The investigators found that guideline-based antibiotics were given to 79% of the patients, vancomycin to 37%, and GCSF to 63%. The administration of guideline-based antibiotics rose from 73% to 80% from the first to the last year of the study. The use of vancomycin increased during the study period from 17% to 55%; meanwhile, GCSF use diminished, but less substantially, dropping from 73% to 55%, the authors wrote.
Among patients with febrile neutropenia who were at low risk for infection, prompt initiation of guideline-based antibiotics decreased the risk of discharge to a nursing facility (OR = 0.78; 95% CI, 0.66-0.91) and death (OR = 0.65; 95% CI, 0.50- 0.85), the study demonstrated. For high-risk patients, defined as those with pneumonia, sepsis, hypotension, admission to the intensive care unit, or mechanical ventilation, the administration of guideline-based antibiotics had no effect on outcome. Neither vancomycin nor GCSF drove any improvement in outcome for the patients in the study, the authors wrote.

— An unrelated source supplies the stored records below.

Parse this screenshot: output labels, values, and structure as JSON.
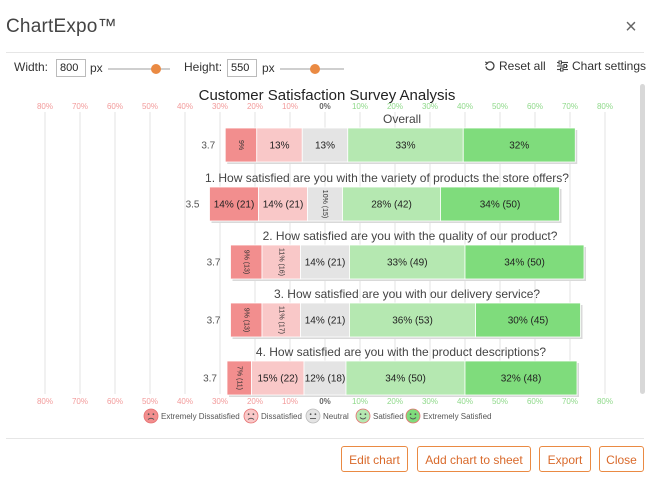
{
  "app": {
    "title": "ChartExpo™",
    "close_icon": "×"
  },
  "toolbar": {
    "width_label": "Width:",
    "width_value": "800",
    "width_unit": "px",
    "height_label": "Height:",
    "height_value": "550",
    "height_unit": "px",
    "width_slider_level": 0.78,
    "height_slider_level": 0.55,
    "reset_label": "Reset all",
    "settings_label": "Chart settings"
  },
  "footer": {
    "edit_chart": "Edit chart",
    "add_to_sheet": "Add chart to sheet",
    "export": "Export",
    "close": "Close"
  },
  "colors": {
    "extremely_dissatisfied": "#f28e8e",
    "dissatisfied": "#f9c8c8",
    "neutral": "#e4e4e4",
    "satisfied": "#b5e8b1",
    "extremely_satisfied": "#7fdc7c",
    "accent": "#ea8a43"
  },
  "chart_data": {
    "type": "bar",
    "subtype": "diverging-stacked-bar",
    "title": "Customer Satisfaction Survey Analysis",
    "axis_ticks": [
      "80%",
      "70%",
      "60%",
      "50%",
      "40%",
      "30%",
      "20%",
      "10%",
      "0%",
      "10%",
      "20%",
      "30%",
      "40%",
      "50%",
      "60%",
      "70%",
      "80%"
    ],
    "tick_values": [
      -80,
      -70,
      -60,
      -50,
      -40,
      -30,
      -20,
      -10,
      0,
      10,
      20,
      30,
      40,
      50,
      60,
      70,
      80
    ],
    "xlim": [
      -80,
      80
    ],
    "grid": true,
    "legend_position": "bottom",
    "legend": [
      "Extremely Dissatisfied",
      "Dissatisfied",
      "Neutral",
      "Satisfied",
      "Extremely Satisfied"
    ],
    "legend_icons": [
      "sad-face-icon",
      "sad-face-icon",
      "neutral-face-icon",
      "smile-face-icon",
      "smile-face-icon"
    ],
    "groups": [
      {
        "title": "Overall",
        "score": "3.7",
        "values": [
          9,
          13,
          13,
          33,
          32
        ],
        "labels": [
          "9%",
          "13%",
          "13%",
          "33%",
          "32%"
        ],
        "rotated": [
          true,
          false,
          false,
          false,
          false
        ]
      },
      {
        "title": "1. How satisfied are you with the variety of products the store offers?",
        "score": "3.5",
        "values": [
          14,
          14,
          10,
          28,
          34
        ],
        "labels": [
          "14% (21)",
          "14% (21)",
          "10% (15)",
          "28% (42)",
          "34% (50)"
        ],
        "rotated": [
          false,
          false,
          true,
          false,
          false
        ]
      },
      {
        "title": "2. How satisfied are you with the quality of our product?",
        "score": "3.7",
        "values": [
          9,
          11,
          14,
          33,
          34
        ],
        "labels": [
          "9% (13)",
          "11% (16)",
          "14% (21)",
          "33% (49)",
          "34% (50)"
        ],
        "rotated": [
          true,
          true,
          false,
          false,
          false
        ]
      },
      {
        "title": "3. How satisfied are you with our delivery service?",
        "score": "3.7",
        "values": [
          9,
          11,
          14,
          36,
          30
        ],
        "labels": [
          "9% (13)",
          "11% (17)",
          "14% (21)",
          "36% (53)",
          "30% (45)"
        ],
        "rotated": [
          true,
          true,
          false,
          false,
          false
        ]
      },
      {
        "title": "4. How satisfied are you with the product descriptions?",
        "score": "3.7",
        "values": [
          7,
          15,
          12,
          34,
          32
        ],
        "labels": [
          "7% (11)",
          "15% (22)",
          "12% (18)",
          "34% (50)",
          "32% (48)"
        ],
        "rotated": [
          true,
          false,
          false,
          false,
          false
        ]
      }
    ]
  }
}
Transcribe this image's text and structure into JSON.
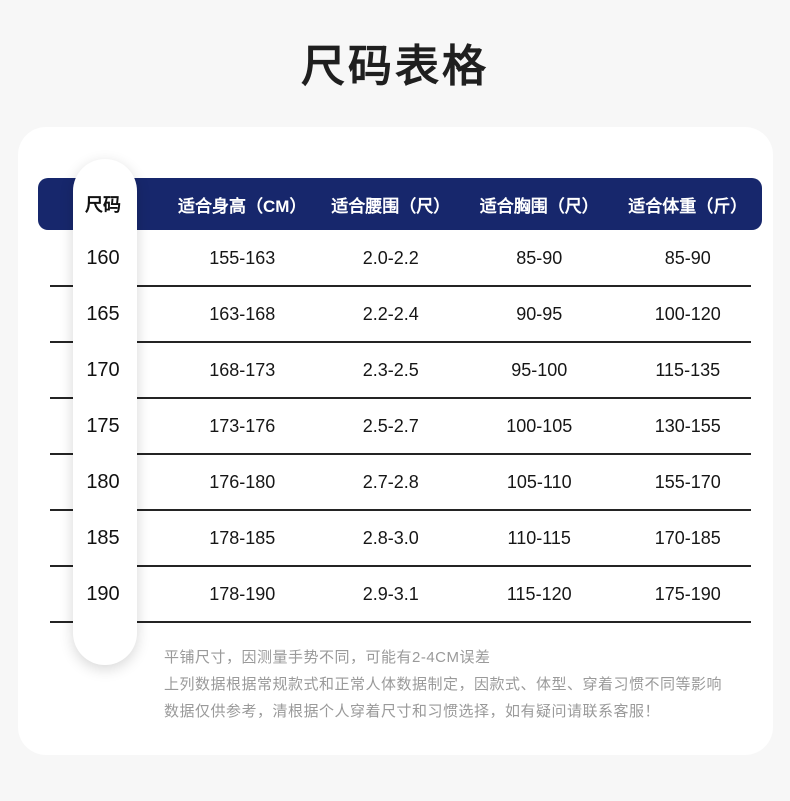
{
  "theme": {
    "page_bg": "#f7f7f7",
    "card_bg": "#ffffff",
    "header_bg": "#17276c",
    "header_text": "#ffffff",
    "row_line": "#242424",
    "text": "#161616",
    "note_text": "#9a9a9a"
  },
  "title": "尺码表格",
  "table": {
    "size_column_header": "尺码",
    "columns": [
      "适合身高（CM）",
      "适合腰围（尺）",
      "适合胸围（尺）",
      "适合体重（斤）"
    ],
    "rows": [
      {
        "size": "160",
        "height": "155-163",
        "waist": "2.0-2.2",
        "chest": "85-90",
        "weight": "85-90"
      },
      {
        "size": "165",
        "height": "163-168",
        "waist": "2.2-2.4",
        "chest": "90-95",
        "weight": "100-120"
      },
      {
        "size": "170",
        "height": "168-173",
        "waist": "2.3-2.5",
        "chest": "95-100",
        "weight": "115-135"
      },
      {
        "size": "175",
        "height": "173-176",
        "waist": "2.5-2.7",
        "chest": "100-105",
        "weight": "130-155"
      },
      {
        "size": "180",
        "height": "176-180",
        "waist": "2.7-2.8",
        "chest": "105-110",
        "weight": "155-170"
      },
      {
        "size": "185",
        "height": "178-185",
        "waist": "2.8-3.0",
        "chest": "110-115",
        "weight": "170-185"
      },
      {
        "size": "190",
        "height": "178-190",
        "waist": "2.9-3.1",
        "chest": "115-120",
        "weight": "175-190"
      }
    ]
  },
  "notes": [
    "平铺尺寸，因测量手势不同，可能有2-4CM误差",
    "上列数据根据常规款式和正常人体数据制定，因款式、体型、穿着习惯不同等影响",
    "数据仅供参考，清根据个人穿着尺寸和习惯选择，如有疑问请联系客服！"
  ]
}
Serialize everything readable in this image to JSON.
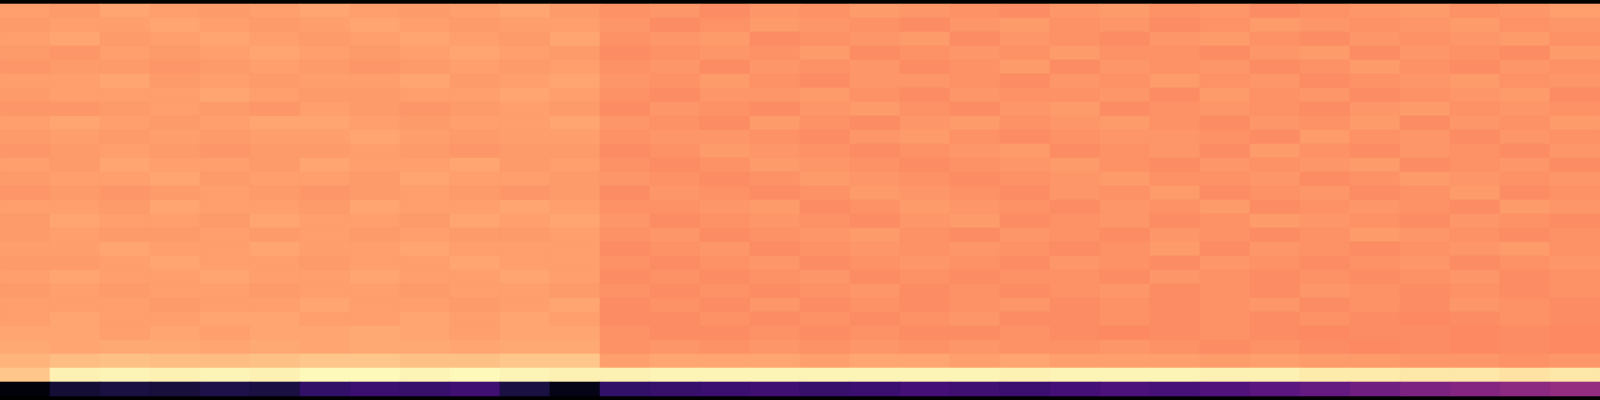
{
  "chart_data": {
    "type": "heatmap",
    "color": "magma",
    "tick_labels": false,
    "zlim": [
      0,
      1
    ],
    "cells": [
      [
        0.8,
        0.79,
        0.81,
        0.8,
        0.79,
        0.8,
        0.81,
        0.8,
        0.79,
        0.8,
        0.81,
        0.79,
        0.77,
        0.78,
        0.76,
        0.78,
        0.77,
        0.79,
        0.78,
        0.77,
        0.76,
        0.78,
        0.79,
        0.77,
        0.78,
        0.76,
        0.77,
        0.78,
        0.79,
        0.77,
        0.78,
        0.8
      ],
      [
        0.79,
        0.8,
        0.8,
        0.81,
        0.8,
        0.79,
        0.8,
        0.81,
        0.8,
        0.79,
        0.8,
        0.8,
        0.78,
        0.76,
        0.77,
        0.79,
        0.78,
        0.77,
        0.76,
        0.78,
        0.79,
        0.77,
        0.78,
        0.76,
        0.77,
        0.79,
        0.78,
        0.77,
        0.78,
        0.79,
        0.77,
        0.78
      ],
      [
        0.8,
        0.81,
        0.79,
        0.8,
        0.81,
        0.8,
        0.79,
        0.8,
        0.81,
        0.8,
        0.79,
        0.81,
        0.77,
        0.78,
        0.79,
        0.76,
        0.77,
        0.78,
        0.79,
        0.76,
        0.78,
        0.77,
        0.76,
        0.78,
        0.79,
        0.77,
        0.76,
        0.78,
        0.77,
        0.78,
        0.79,
        0.77
      ],
      [
        0.79,
        0.78,
        0.8,
        0.79,
        0.8,
        0.81,
        0.8,
        0.79,
        0.8,
        0.81,
        0.8,
        0.79,
        0.76,
        0.77,
        0.78,
        0.77,
        0.79,
        0.76,
        0.77,
        0.78,
        0.77,
        0.79,
        0.77,
        0.77,
        0.76,
        0.78,
        0.79,
        0.76,
        0.78,
        0.77,
        0.76,
        0.79
      ],
      [
        0.78,
        0.79,
        0.79,
        0.78,
        0.79,
        0.8,
        0.79,
        0.78,
        0.79,
        0.8,
        0.79,
        0.8,
        0.77,
        0.78,
        0.76,
        0.78,
        0.77,
        0.78,
        0.76,
        0.77,
        0.79,
        0.76,
        0.78,
        0.77,
        0.78,
        0.76,
        0.77,
        0.79,
        0.77,
        0.76,
        0.78,
        0.77
      ],
      [
        0.8,
        0.8,
        0.81,
        0.79,
        0.8,
        0.79,
        0.8,
        0.8,
        0.81,
        0.79,
        0.8,
        0.81,
        0.78,
        0.77,
        0.79,
        0.77,
        0.76,
        0.78,
        0.78,
        0.77,
        0.76,
        0.78,
        0.77,
        0.79,
        0.77,
        0.78,
        0.76,
        0.77,
        0.78,
        0.79,
        0.77,
        0.78
      ],
      [
        0.79,
        0.8,
        0.8,
        0.8,
        0.81,
        0.8,
        0.79,
        0.79,
        0.8,
        0.8,
        0.81,
        0.8,
        0.77,
        0.76,
        0.78,
        0.78,
        0.79,
        0.77,
        0.76,
        0.78,
        0.77,
        0.77,
        0.78,
        0.76,
        0.79,
        0.77,
        0.78,
        0.76,
        0.77,
        0.78,
        0.79,
        0.76
      ],
      [
        0.78,
        0.78,
        0.79,
        0.8,
        0.79,
        0.78,
        0.8,
        0.79,
        0.78,
        0.79,
        0.8,
        0.79,
        0.76,
        0.78,
        0.77,
        0.76,
        0.78,
        0.79,
        0.77,
        0.76,
        0.78,
        0.79,
        0.76,
        0.77,
        0.78,
        0.77,
        0.76,
        0.78,
        0.79,
        0.77,
        0.78,
        0.77
      ],
      [
        0.8,
        0.81,
        0.8,
        0.79,
        0.8,
        0.81,
        0.81,
        0.8,
        0.79,
        0.8,
        0.8,
        0.81,
        0.78,
        0.77,
        0.76,
        0.79,
        0.77,
        0.76,
        0.78,
        0.79,
        0.77,
        0.78,
        0.79,
        0.77,
        0.76,
        0.78,
        0.77,
        0.79,
        0.76,
        0.78,
        0.77,
        0.79
      ],
      [
        0.79,
        0.8,
        0.79,
        0.8,
        0.79,
        0.8,
        0.8,
        0.81,
        0.8,
        0.79,
        0.8,
        0.8,
        0.77,
        0.78,
        0.78,
        0.77,
        0.76,
        0.78,
        0.79,
        0.77,
        0.76,
        0.77,
        0.78,
        0.78,
        0.77,
        0.76,
        0.79,
        0.77,
        0.78,
        0.76,
        0.78,
        0.77
      ],
      [
        0.78,
        0.79,
        0.8,
        0.79,
        0.78,
        0.79,
        0.79,
        0.8,
        0.79,
        0.78,
        0.79,
        0.79,
        0.76,
        0.77,
        0.79,
        0.78,
        0.77,
        0.76,
        0.77,
        0.78,
        0.79,
        0.76,
        0.77,
        0.78,
        0.76,
        0.79,
        0.77,
        0.76,
        0.78,
        0.77,
        0.76,
        0.78
      ],
      [
        0.8,
        0.79,
        0.81,
        0.8,
        0.8,
        0.79,
        0.81,
        0.8,
        0.8,
        0.81,
        0.79,
        0.8,
        0.77,
        0.76,
        0.77,
        0.79,
        0.78,
        0.77,
        0.76,
        0.77,
        0.78,
        0.79,
        0.77,
        0.76,
        0.78,
        0.77,
        0.78,
        0.79,
        0.76,
        0.77,
        0.78,
        0.76
      ],
      [
        0.79,
        0.8,
        0.8,
        0.81,
        0.79,
        0.8,
        0.8,
        0.79,
        0.81,
        0.8,
        0.8,
        0.79,
        0.78,
        0.77,
        0.76,
        0.77,
        0.79,
        0.78,
        0.77,
        0.76,
        0.77,
        0.78,
        0.79,
        0.77,
        0.77,
        0.78,
        0.76,
        0.77,
        0.79,
        0.78,
        0.77,
        0.78
      ],
      [
        0.78,
        0.79,
        0.78,
        0.79,
        0.8,
        0.79,
        0.78,
        0.79,
        0.8,
        0.79,
        0.78,
        0.79,
        0.76,
        0.78,
        0.77,
        0.76,
        0.77,
        0.79,
        0.78,
        0.77,
        0.76,
        0.78,
        0.77,
        0.79,
        0.76,
        0.77,
        0.78,
        0.76,
        0.77,
        0.79,
        0.76,
        0.77
      ],
      [
        0.8,
        0.8,
        0.79,
        0.81,
        0.8,
        0.8,
        0.79,
        0.81,
        0.8,
        0.8,
        0.81,
        0.8,
        0.77,
        0.77,
        0.78,
        0.79,
        0.76,
        0.77,
        0.79,
        0.78,
        0.77,
        0.76,
        0.78,
        0.77,
        0.79,
        0.76,
        0.77,
        0.78,
        0.77,
        0.76,
        0.79,
        0.78
      ],
      [
        0.79,
        0.81,
        0.8,
        0.8,
        0.79,
        0.81,
        0.8,
        0.8,
        0.79,
        0.81,
        0.8,
        0.81,
        0.78,
        0.76,
        0.77,
        0.78,
        0.77,
        0.76,
        0.78,
        0.79,
        0.76,
        0.77,
        0.78,
        0.76,
        0.77,
        0.79,
        0.78,
        0.77,
        0.76,
        0.78,
        0.77,
        0.76
      ],
      [
        0.79,
        0.8,
        0.79,
        0.79,
        0.8,
        0.79,
        0.8,
        0.79,
        0.8,
        0.79,
        0.79,
        0.8,
        0.77,
        0.78,
        0.76,
        0.77,
        0.78,
        0.79,
        0.77,
        0.76,
        0.78,
        0.77,
        0.76,
        0.78,
        0.77,
        0.76,
        0.77,
        0.79,
        0.78,
        0.77,
        0.76,
        0.77
      ],
      [
        0.8,
        0.8,
        0.81,
        0.8,
        0.8,
        0.81,
        0.8,
        0.8,
        0.81,
        0.8,
        0.8,
        0.8,
        0.76,
        0.77,
        0.78,
        0.76,
        0.77,
        0.78,
        0.77,
        0.78,
        0.77,
        0.76,
        0.77,
        0.79,
        0.76,
        0.78,
        0.77,
        0.76,
        0.77,
        0.78,
        0.79,
        0.77
      ],
      [
        0.79,
        0.79,
        0.8,
        0.81,
        0.8,
        0.8,
        0.79,
        0.8,
        0.8,
        0.81,
        0.8,
        0.8,
        0.77,
        0.76,
        0.77,
        0.78,
        0.76,
        0.77,
        0.78,
        0.77,
        0.76,
        0.78,
        0.77,
        0.76,
        0.78,
        0.77,
        0.76,
        0.77,
        0.78,
        0.76,
        0.77,
        0.78
      ],
      [
        0.8,
        0.81,
        0.8,
        0.8,
        0.81,
        0.8,
        0.8,
        0.81,
        0.8,
        0.8,
        0.81,
        0.8,
        0.76,
        0.77,
        0.76,
        0.77,
        0.78,
        0.76,
        0.77,
        0.76,
        0.77,
        0.77,
        0.76,
        0.78,
        0.77,
        0.76,
        0.77,
        0.76,
        0.77,
        0.78,
        0.76,
        0.77
      ],
      [
        0.79,
        0.8,
        0.79,
        0.8,
        0.8,
        0.79,
        0.8,
        0.8,
        0.79,
        0.8,
        0.8,
        0.79,
        0.77,
        0.76,
        0.77,
        0.76,
        0.77,
        0.78,
        0.76,
        0.77,
        0.76,
        0.77,
        0.78,
        0.76,
        0.77,
        0.76,
        0.78,
        0.77,
        0.76,
        0.77,
        0.76,
        0.77
      ],
      [
        0.8,
        0.8,
        0.8,
        0.79,
        0.8,
        0.8,
        0.81,
        0.8,
        0.8,
        0.79,
        0.8,
        0.81,
        0.76,
        0.77,
        0.76,
        0.78,
        0.76,
        0.77,
        0.76,
        0.77,
        0.78,
        0.76,
        0.77,
        0.76,
        0.77,
        0.78,
        0.76,
        0.77,
        0.76,
        0.78,
        0.77,
        0.76
      ],
      [
        0.8,
        0.81,
        0.8,
        0.8,
        0.81,
        0.81,
        0.8,
        0.8,
        0.81,
        0.8,
        0.81,
        0.8,
        0.76,
        0.76,
        0.77,
        0.76,
        0.77,
        0.76,
        0.77,
        0.78,
        0.76,
        0.76,
        0.77,
        0.76,
        0.77,
        0.76,
        0.77,
        0.76,
        0.75,
        0.76,
        0.77,
        0.76
      ],
      [
        0.81,
        0.81,
        0.8,
        0.81,
        0.8,
        0.81,
        0.81,
        0.82,
        0.81,
        0.8,
        0.81,
        0.81,
        0.77,
        0.76,
        0.76,
        0.77,
        0.76,
        0.77,
        0.76,
        0.76,
        0.77,
        0.76,
        0.75,
        0.76,
        0.77,
        0.76,
        0.75,
        0.76,
        0.76,
        0.75,
        0.76,
        0.75
      ],
      [
        0.82,
        0.81,
        0.82,
        0.82,
        0.81,
        0.82,
        0.81,
        0.82,
        0.82,
        0.81,
        0.82,
        0.82,
        0.77,
        0.78,
        0.77,
        0.78,
        0.77,
        0.78,
        0.77,
        0.78,
        0.77,
        0.77,
        0.78,
        0.77,
        0.76,
        0.77,
        0.76,
        0.75,
        0.76,
        0.75,
        0.76,
        0.75
      ],
      [
        0.84,
        0.86,
        0.87,
        0.86,
        0.86,
        0.87,
        0.88,
        0.88,
        0.87,
        0.87,
        0.88,
        0.88,
        0.8,
        0.81,
        0.81,
        0.81,
        0.8,
        0.81,
        0.81,
        0.8,
        0.81,
        0.8,
        0.8,
        0.8,
        0.79,
        0.8,
        0.79,
        0.79,
        0.78,
        0.78,
        0.77,
        0.78
      ],
      [
        0.88,
        0.97,
        0.98,
        0.97,
        0.98,
        0.97,
        0.99,
        0.99,
        0.98,
        0.99,
        0.98,
        0.97,
        0.97,
        0.98,
        0.98,
        0.98,
        0.98,
        0.98,
        0.98,
        0.98,
        0.97,
        0.98,
        0.98,
        0.98,
        0.97,
        0.97,
        0.96,
        0.96,
        0.95,
        0.95,
        0.94,
        0.95
      ],
      [
        0.02,
        0.1,
        0.12,
        0.11,
        0.13,
        0.12,
        0.18,
        0.2,
        0.19,
        0.21,
        0.12,
        0.04,
        0.18,
        0.19,
        0.2,
        0.21,
        0.19,
        0.2,
        0.22,
        0.21,
        0.2,
        0.22,
        0.24,
        0.23,
        0.25,
        0.28,
        0.3,
        0.33,
        0.36,
        0.38,
        0.4,
        0.42
      ]
    ]
  }
}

Guideline-based treatment was most likely to occur in specific medical settings, the team found. Patients treated at high-volume hospitals or teaching hospitals, or by high-volume physicians or hospitalists, were more likely to receive guideline-based antibiotics (P < .05), the authors wrote. They added that patients who were highrisk or black, or who were treated by internists or hospitalists, were more likely to receive vancomycin, while high-volume physicians were less likely to treat with either vancomycin or GCSF (P < .05).
“There is substantial variability in the initial treatment for [febrile neutropenia] in cancer patients,” the authors wrote. “While use of appropriate empiric antibiotics is high, use of non—guideline-based treatments such as vancomycin and GCSF are common. Physician and hospital factors are the most important predictors of both guideline and non–guideline-based treatment.”
Wright JD, Neugut AI, Lewin SN, et al. Deviations from guideline-based therapy for febrile neutropenia in cancer patients. J Clin Oncol. 2012;30(suppl; abstr 6078).